Sunday, March 31, 2013

Foreclosures Guest Writer Sarah Parr!


Three Notable Foreclosure Proposals
By Sarah Parr
Consumer advocates, real estate professionals and lawmakers are currently debating ways to change Florida’s status as the state with the most foreclosures in the nation. Florida lawmakers recently drafted a handful of legislation that is currently making its round in the Florida House and Senate, creating debate among people from all sides of the issue. The proposed laws could noticeably change the way foreclosures are administered in Florida.
Measures to speed up foreclosure process
A representative from the Florida House of Representatives proposed House Bill 87 as a solution to Florida’s prolonged judicial-foreclosure process. Supporters of the bill say it sticks up for consumers by requiring banks and lenders to prove they own a mortgage in detail before they can file any kind of foreclosure action. Homeowners are given up to 20 days to provide a defense against foreclosure, which some Kissimmee foreclosure attorneys say isn’t enough time. 
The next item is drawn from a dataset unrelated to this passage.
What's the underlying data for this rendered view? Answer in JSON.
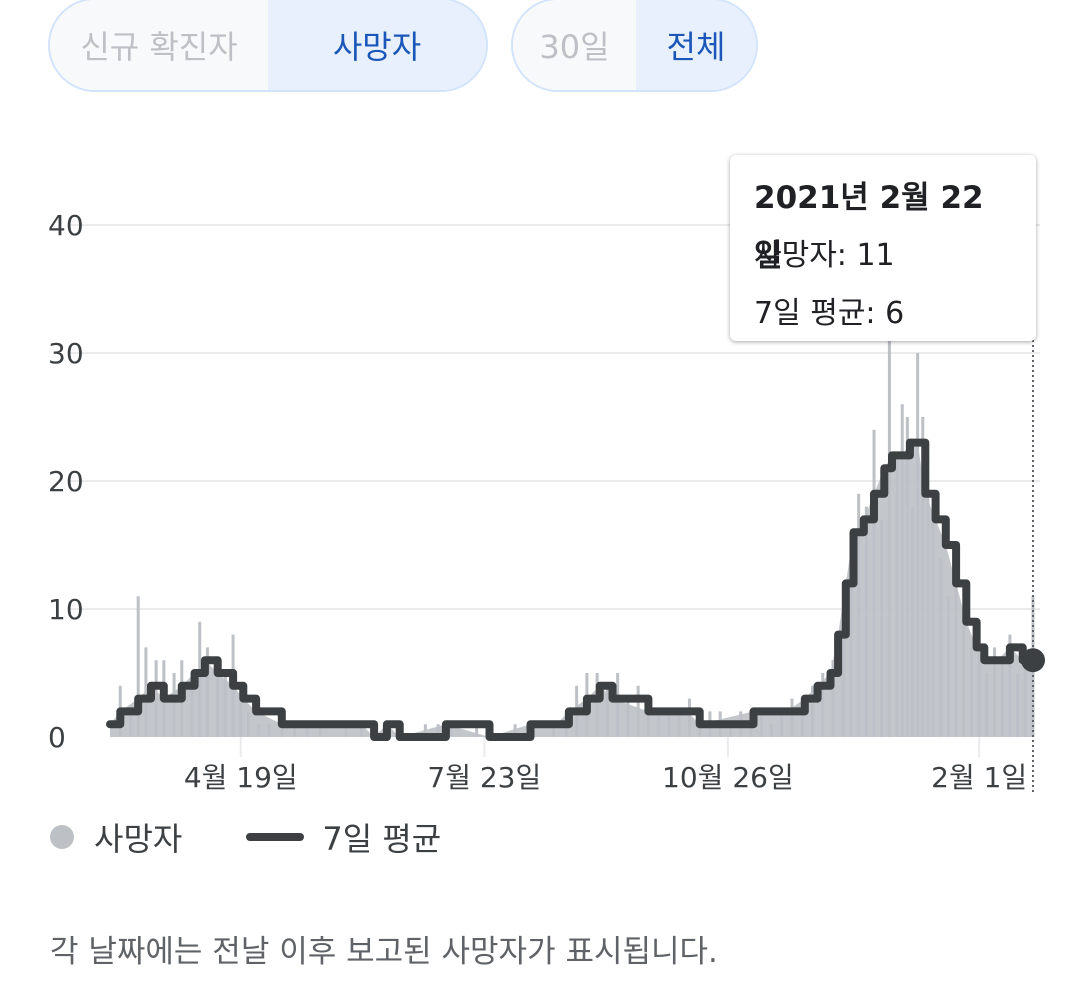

Under House Bill 87, banks and lenders would only be given one year instead of five years to collect losses from a foreclosure after a final foreclosure judgment is decided. The bill would also allow other lien holders, such as condo or homeowner associations, to ask the court to move foreclosures through an advanced process rather than through a judicial procedure. 
Senate Bill 1666 would allow retired justices or judges to agree to temporary duty in order to help decrease the court backlog of foreclosure cases in Florida. Compared with the nationwide average of 13 months, foreclosures in Florida take 29 months to process on average, creating a backlog of cases. Court administrator Lisa Goodner stated Florida has a backlog of more than 360,000 cases in the courts as of the end of January. 
Homeowner bill of rights
Another bill aims to give consumers more power. House Bill 1777 proposes establishing a homeowner bill of rights in the event of late mortgage payments, modeled after a few laws created and passed by California’s legislature. The goal of California’s laws is to protect homeowners from predatory lenders and further regulate mortgage servicers. Processes known as “dual-tracking” and “robo-signing” are prohibited, and consumers have better ability to sue for fraudulent practices. California has seen a significant decrease in the amount of foreclosure starts since enacting the bill of rights legislation this year.
Measures for more consumer protection
The “Short Sale Debt Relief Act,” would make deficiency judgments unenforceable on a short sale if the original debt was 20 percent or greater than reasonable market value. Deficiency judgments occur when courts rule in favor of lenders if they can show that borrowers owe more on a mortgage than on the total price of a property. Senate Bills 1226 and 371 would require that lenders only file deficiency judgments up to a year after final foreclosure judgments, and have two years to collect any outstanding debt. Currently, debt collectors can chase after borrowers for up to 20 years. 
The foreclosure process in Florida will likely see some changes soon. Regardless of what happens to the foreclosure process, many people want the foreclosure crisis to finally come to an end.